Ah, those pesky doubt demons. Wrestling with them is no fun. I'm there right now on the WIP. Just start it. You can always start over (like me .

Stephanie Doyle said...

See Karen - you're probably going to hate me for this... but I actually envy the fact that you can start over. I know you hate it when you do it a few times.

But I look at this way - I only have 1 way to start. If that fails - I'm pretty much done. I can't just scrap it all and try again. I guess I get too locked in.

And I also think it's funny that I pre-posted this on Tuesday before Maureen's blog regarding post book blues.
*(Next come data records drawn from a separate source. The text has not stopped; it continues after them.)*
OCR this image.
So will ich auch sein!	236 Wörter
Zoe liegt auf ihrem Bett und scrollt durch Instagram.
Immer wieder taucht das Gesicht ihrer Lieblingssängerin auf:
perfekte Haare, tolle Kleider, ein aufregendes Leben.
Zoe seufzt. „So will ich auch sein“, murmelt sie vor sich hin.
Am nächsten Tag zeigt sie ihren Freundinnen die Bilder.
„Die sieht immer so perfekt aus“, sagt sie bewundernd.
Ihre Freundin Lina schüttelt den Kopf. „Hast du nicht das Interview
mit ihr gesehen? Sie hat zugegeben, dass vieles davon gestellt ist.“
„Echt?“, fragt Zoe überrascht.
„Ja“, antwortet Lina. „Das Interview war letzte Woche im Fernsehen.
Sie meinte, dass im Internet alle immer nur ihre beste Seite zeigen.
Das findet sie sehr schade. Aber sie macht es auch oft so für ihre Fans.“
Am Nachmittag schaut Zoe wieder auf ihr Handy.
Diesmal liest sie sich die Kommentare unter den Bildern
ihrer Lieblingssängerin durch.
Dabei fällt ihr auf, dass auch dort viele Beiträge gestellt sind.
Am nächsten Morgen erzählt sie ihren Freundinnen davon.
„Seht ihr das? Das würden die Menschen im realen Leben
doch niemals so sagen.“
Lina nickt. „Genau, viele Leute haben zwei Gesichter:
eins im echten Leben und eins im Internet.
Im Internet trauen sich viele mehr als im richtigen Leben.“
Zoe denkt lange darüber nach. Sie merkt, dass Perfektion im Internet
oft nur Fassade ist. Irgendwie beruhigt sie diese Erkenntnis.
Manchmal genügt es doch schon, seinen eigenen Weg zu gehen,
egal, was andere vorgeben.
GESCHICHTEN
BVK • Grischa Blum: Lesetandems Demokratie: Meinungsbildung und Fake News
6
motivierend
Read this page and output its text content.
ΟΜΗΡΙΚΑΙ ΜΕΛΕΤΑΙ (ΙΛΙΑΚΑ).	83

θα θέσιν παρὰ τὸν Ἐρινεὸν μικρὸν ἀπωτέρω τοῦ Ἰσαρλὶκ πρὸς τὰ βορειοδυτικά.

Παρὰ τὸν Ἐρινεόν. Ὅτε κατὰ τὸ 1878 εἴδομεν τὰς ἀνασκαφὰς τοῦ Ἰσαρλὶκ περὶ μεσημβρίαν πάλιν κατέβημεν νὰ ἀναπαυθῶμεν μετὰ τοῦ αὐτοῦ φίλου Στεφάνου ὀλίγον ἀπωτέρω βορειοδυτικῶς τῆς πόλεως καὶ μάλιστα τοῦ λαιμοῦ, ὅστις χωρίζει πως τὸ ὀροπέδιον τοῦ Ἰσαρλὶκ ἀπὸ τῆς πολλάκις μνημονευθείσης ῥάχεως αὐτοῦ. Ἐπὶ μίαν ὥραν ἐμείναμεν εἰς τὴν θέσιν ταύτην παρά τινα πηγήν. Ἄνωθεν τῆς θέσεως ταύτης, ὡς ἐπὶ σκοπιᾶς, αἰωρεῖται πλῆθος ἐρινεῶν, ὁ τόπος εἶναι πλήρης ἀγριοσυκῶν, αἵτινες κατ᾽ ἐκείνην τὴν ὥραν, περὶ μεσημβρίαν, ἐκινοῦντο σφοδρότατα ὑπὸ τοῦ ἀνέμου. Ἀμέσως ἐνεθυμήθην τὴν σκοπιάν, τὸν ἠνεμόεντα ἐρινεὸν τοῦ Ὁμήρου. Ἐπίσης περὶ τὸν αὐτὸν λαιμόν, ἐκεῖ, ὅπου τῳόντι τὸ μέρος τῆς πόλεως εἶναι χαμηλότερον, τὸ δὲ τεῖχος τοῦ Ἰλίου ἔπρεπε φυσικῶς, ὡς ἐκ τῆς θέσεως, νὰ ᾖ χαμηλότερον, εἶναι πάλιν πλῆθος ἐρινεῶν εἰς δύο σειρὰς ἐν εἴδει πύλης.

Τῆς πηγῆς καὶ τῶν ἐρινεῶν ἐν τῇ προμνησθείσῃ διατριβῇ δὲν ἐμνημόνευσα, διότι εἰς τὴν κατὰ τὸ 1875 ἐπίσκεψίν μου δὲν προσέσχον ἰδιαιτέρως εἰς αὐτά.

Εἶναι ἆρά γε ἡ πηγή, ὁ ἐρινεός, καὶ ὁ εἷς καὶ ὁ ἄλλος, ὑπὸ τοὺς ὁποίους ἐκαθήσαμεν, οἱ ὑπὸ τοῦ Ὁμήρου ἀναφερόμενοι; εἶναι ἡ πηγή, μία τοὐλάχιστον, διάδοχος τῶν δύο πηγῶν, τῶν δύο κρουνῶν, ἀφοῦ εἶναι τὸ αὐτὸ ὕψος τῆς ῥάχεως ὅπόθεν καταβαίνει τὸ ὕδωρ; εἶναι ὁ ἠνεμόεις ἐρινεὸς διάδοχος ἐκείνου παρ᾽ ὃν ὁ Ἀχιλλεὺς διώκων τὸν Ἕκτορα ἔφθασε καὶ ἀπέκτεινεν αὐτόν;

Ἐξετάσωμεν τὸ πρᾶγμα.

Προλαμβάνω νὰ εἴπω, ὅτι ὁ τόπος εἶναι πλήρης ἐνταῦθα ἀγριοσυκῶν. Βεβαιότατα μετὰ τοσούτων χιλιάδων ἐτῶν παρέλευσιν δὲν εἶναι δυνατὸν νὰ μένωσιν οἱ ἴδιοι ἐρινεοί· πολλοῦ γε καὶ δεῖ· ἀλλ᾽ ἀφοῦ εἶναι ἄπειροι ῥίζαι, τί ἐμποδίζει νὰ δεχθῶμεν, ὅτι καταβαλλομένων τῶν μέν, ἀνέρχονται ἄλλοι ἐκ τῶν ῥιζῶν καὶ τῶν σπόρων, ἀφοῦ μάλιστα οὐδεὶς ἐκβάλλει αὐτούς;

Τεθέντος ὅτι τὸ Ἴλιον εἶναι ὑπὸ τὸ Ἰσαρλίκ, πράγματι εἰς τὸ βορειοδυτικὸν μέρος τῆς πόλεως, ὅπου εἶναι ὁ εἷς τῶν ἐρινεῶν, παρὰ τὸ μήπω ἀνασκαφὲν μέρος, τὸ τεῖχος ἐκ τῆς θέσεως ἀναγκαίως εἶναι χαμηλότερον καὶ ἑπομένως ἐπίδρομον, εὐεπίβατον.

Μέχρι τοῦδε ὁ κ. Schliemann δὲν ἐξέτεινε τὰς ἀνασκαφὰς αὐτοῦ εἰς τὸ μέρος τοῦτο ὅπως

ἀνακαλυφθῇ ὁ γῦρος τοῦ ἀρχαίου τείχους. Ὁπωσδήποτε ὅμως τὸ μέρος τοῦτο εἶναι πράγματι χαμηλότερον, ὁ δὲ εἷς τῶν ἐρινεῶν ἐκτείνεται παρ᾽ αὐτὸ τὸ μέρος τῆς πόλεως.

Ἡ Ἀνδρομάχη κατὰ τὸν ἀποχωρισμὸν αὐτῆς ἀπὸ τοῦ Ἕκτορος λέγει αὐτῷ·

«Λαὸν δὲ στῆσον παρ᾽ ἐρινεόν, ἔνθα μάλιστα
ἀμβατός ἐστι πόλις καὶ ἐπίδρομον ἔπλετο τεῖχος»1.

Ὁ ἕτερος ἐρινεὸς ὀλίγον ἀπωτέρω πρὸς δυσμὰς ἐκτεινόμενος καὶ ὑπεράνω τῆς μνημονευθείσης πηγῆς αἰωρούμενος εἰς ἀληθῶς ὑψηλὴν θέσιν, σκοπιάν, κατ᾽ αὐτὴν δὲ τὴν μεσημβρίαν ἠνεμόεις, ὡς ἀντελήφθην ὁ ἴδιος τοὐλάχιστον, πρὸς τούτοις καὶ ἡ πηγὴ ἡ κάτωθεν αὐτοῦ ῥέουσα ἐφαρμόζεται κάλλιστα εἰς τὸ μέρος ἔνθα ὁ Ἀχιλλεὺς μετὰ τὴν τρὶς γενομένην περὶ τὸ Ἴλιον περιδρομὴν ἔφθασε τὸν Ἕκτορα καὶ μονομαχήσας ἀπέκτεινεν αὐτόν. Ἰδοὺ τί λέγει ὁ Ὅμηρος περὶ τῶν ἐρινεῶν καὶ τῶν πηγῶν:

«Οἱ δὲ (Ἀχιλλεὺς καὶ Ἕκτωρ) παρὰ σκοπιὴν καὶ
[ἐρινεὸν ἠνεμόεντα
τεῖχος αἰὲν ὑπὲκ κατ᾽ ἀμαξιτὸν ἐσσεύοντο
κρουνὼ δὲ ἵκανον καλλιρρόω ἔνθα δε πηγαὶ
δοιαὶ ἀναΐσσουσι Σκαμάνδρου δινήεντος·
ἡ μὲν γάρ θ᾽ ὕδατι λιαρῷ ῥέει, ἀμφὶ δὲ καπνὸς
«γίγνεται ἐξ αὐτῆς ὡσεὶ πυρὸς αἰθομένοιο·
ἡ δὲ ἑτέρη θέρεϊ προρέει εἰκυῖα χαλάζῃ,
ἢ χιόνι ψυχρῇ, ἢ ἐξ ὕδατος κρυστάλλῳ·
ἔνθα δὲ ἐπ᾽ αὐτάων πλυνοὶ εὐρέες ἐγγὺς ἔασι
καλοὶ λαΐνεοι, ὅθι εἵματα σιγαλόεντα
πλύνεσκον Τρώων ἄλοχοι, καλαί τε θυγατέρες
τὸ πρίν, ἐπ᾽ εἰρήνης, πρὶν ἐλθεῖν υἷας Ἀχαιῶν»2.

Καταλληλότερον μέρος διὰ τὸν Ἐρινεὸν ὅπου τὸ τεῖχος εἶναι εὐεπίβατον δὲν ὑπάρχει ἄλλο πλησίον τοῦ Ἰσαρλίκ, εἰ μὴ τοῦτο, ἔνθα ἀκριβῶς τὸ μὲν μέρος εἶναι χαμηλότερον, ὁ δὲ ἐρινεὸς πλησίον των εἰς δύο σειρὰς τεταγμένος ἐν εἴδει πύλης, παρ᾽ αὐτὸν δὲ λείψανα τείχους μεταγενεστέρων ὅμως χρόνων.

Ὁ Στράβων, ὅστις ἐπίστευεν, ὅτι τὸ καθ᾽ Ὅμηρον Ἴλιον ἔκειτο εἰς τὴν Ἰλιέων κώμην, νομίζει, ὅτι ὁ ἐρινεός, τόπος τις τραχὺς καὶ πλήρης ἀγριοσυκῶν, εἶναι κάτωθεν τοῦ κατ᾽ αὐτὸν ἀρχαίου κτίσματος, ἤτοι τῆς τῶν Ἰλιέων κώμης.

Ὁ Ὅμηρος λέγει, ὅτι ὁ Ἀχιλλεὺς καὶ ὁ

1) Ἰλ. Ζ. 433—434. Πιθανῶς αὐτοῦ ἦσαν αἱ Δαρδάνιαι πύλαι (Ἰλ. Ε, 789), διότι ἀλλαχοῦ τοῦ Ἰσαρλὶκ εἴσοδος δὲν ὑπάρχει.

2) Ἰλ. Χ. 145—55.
Between post book blues and startabookaphobia one might think that writers are in a perpetual state of gloom!

Eileen said...

We live for those moments of bliss when the stories in our heads flow into the words on the page and it's almost orgasmic. Those rays of sunshine break through the gloom and make it all worthwhile.

You'll know when you need to start. Breathe deep. You'll feel it. It sounds fabulous. I can't wait for it.

Maureen McGowan said...

Oh, Stephanie. I think I've got that, too, about one of my on-hold projects. It's like I love it so much I don't want to blow it.

But I do think you (and I) just need to plunge. Even if you end up tossing the first attempt, get the juices flowing and the book will come. Fear of success can be just as paralyzing as fear of failure. And when you're sitting on a "big idea" I think it's natural to feel both.

Maureen McGowan said...

Stephanie, I just read your comment saying you can't start again. I get that. I do... Once I see the opening of a book I have trouble abandoning it, too...

Maybe write some possible, but unimportant scene from the middle you won't mind scrapping? Or do one of those exercises like writing a few journal pages from your characters' points of view... something to get things moving.

OR... Just do it. ;)

It is funny that our posts were both so gloomy. I saw the title of yours after I drafted mine and had the same thought.

I've had someone close to me claim that clearly I shouldn't be a writer because it makes me so unhappy. But the truth is, as low as the depths are... the highs are higher, don't you think?

Anonymous said...

I have the same problem. It's so difficult to re-imagine a story once it's clear in your head.

But this one sounds amazing, and I'm really looking forward to reading it.

Molly O'Keefe said...

oh - it's awful! There's nothing else to do but write -- have you tried having a couple glasses of wine and THEN starting?

the fear of screwing up the perfect idea you have in your head is so crippling. Good luck next saturday Steph - I believe in you!! And your servent POV's!